Seventy of the most skilled employees at Malden Mills will be without jobs when the company changes hands next week, the result of a vote not to accept a contract one member called a "slap in the face."
Members of the Area Trades Council voted 47-15 Thursday to reject the contract, which would have frozen wages for two years and required workers to pay a larger portion of their health insurance. The contract also would have done away with paid sick time and required workers to pitch in for life insurance.
The 500 members of Local 311, another union at Malden Mills, voted by a nearly 2-1 margin to accept the contract. They have been guaranteed employment with Polartec LLC, the company Malden Mills will become when Philadelphia-based Chrysalis Capital Partners purchases it for $44 million, likely next week.
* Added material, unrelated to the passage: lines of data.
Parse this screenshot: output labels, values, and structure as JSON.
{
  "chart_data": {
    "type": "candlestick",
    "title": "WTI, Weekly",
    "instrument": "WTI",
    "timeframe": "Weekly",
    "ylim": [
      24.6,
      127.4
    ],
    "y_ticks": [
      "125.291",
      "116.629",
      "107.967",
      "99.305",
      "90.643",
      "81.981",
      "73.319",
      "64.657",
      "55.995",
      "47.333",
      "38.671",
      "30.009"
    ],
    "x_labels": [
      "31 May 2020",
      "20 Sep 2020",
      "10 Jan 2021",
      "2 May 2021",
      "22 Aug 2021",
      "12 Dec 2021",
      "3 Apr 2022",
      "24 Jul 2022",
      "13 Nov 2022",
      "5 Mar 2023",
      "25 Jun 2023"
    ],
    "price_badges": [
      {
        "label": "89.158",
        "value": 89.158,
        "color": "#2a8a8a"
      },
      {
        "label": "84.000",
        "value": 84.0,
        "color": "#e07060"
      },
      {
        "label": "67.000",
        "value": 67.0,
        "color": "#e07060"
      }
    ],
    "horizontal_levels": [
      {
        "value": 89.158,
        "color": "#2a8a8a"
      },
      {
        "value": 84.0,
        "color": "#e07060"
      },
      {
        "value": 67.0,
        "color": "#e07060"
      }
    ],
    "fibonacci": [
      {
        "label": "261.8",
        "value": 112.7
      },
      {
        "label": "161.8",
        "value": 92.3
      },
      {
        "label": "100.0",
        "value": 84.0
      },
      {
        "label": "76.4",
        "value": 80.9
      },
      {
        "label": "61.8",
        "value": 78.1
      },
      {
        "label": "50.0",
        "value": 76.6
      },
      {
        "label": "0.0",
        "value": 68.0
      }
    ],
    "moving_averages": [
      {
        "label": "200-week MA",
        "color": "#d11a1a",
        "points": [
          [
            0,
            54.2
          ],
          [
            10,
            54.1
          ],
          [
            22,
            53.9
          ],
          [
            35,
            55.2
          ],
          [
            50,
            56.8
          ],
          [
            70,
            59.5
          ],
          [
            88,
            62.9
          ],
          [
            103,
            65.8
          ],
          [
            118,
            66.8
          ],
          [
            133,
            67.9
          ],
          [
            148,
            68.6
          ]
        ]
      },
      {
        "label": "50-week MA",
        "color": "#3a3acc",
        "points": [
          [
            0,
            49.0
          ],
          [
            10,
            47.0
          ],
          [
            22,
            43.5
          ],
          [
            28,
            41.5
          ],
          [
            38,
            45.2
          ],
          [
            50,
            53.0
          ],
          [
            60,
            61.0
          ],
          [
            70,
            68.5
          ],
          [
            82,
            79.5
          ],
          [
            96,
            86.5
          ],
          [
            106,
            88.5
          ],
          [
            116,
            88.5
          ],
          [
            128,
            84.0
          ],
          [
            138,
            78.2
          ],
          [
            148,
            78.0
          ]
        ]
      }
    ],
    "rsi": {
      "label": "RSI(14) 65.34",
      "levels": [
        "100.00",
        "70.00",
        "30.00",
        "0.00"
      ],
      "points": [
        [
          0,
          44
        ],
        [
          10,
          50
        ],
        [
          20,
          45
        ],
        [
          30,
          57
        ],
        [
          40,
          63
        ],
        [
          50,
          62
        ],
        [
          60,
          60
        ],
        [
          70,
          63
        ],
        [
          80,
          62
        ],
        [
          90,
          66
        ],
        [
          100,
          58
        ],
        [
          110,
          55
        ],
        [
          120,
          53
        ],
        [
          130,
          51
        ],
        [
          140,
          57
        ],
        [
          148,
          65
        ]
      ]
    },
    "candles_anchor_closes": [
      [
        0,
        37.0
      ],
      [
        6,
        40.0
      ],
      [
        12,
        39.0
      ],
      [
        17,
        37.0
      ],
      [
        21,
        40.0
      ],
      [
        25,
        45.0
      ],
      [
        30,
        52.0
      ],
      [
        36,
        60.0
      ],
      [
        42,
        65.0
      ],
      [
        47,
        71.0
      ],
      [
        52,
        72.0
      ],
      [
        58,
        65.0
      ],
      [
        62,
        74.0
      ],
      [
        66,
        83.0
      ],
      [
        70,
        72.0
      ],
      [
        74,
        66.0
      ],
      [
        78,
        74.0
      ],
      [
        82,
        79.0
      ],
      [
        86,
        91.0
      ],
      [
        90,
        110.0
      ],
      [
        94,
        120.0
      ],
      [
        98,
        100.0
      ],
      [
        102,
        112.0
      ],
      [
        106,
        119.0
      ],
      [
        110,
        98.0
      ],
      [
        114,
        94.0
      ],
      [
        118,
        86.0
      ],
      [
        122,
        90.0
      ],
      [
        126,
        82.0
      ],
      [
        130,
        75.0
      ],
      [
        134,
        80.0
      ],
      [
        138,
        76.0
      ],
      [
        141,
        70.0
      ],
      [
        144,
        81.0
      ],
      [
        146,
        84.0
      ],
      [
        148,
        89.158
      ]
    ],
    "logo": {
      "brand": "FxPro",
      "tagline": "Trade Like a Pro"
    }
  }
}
But the members of the Area Trades Council will be laid off and must reapply for their jobs - with no guarantees - since they rejected the company's proposal.
"I think it's a big slap in the face that they dropped this contract (on us)," said chief shop steward Scott Albis. "People are going to die over this. They're not going to have health insurance."
"We have a heart recipient, who had a heart transplant. We have a person with a kidney transplant," he said.
Albis, an electrician at Malden Mills for 30 years, said 'anger' is too tame a word to describe the feelings of Area Trades Council members. The workers will have to reapply for their jobs, provided those jobs are even available. Neither union organizer Richard Monks nor Malden Mills CEO Michael Spillane could say for sure if they would be. Spillane said there are no plans to negotiate with the union. Monks said that was one of the reasons the contract was rejected.
Malden Mills, $130 million in debt, filed for bankruptcy Jan. 10. A federal judge earlier this week approved the sale to Chrysalis.
Area Trades Council members are aware of the ramifications of their decisions, but were livid over the conditions of the contract, the denial of negotiations and the eight days they were given to make a decision, Monks said. The brazen vote will come as a surprise to many, Monks said, but not those who know the workers personally.
"I think what people don't understand, and often downplay, is the importance of maintaining some dignity," he said. "It's a resounding vote. It's a definite vote. It really expresses both the anger and frustration of the group."
Monks met with Spillane yesterday morning to deliver the union's decision. At that time, he learned that union members, should they not be rehired, will not receive continuing health benefits under the federal Consolidated Omnibus Budget Reconciliation Act, or COBRA.
Spillane said that is because Malden Mills will essentially cease to exist as a company and therefore cannot pay health benefits.
"I'm disappointed and I'm concerned for them," Spillane said yesterday. "It was in their hands to make a decision and they've made a decision."
Albis said employee cuts should have come from management and not from laborers who have committed their careers to Malden Mills while accepting low raises. Albis said he has seen his wages increase 1 percent in seven years.
"After my deductions, I'm embarrassed to tell you what I bring home," he said.
The Area Trades Council members are the highest-paid laborers at Malden Mills. They include electricians, mechanics and knit technicians who service and maintain the factory's sewing machines. Local 311, a member of national organization Unite Here, represents production workers.
Spillane said he was "pleased" that Unite voted to accept the contract. "And we look forward to working together."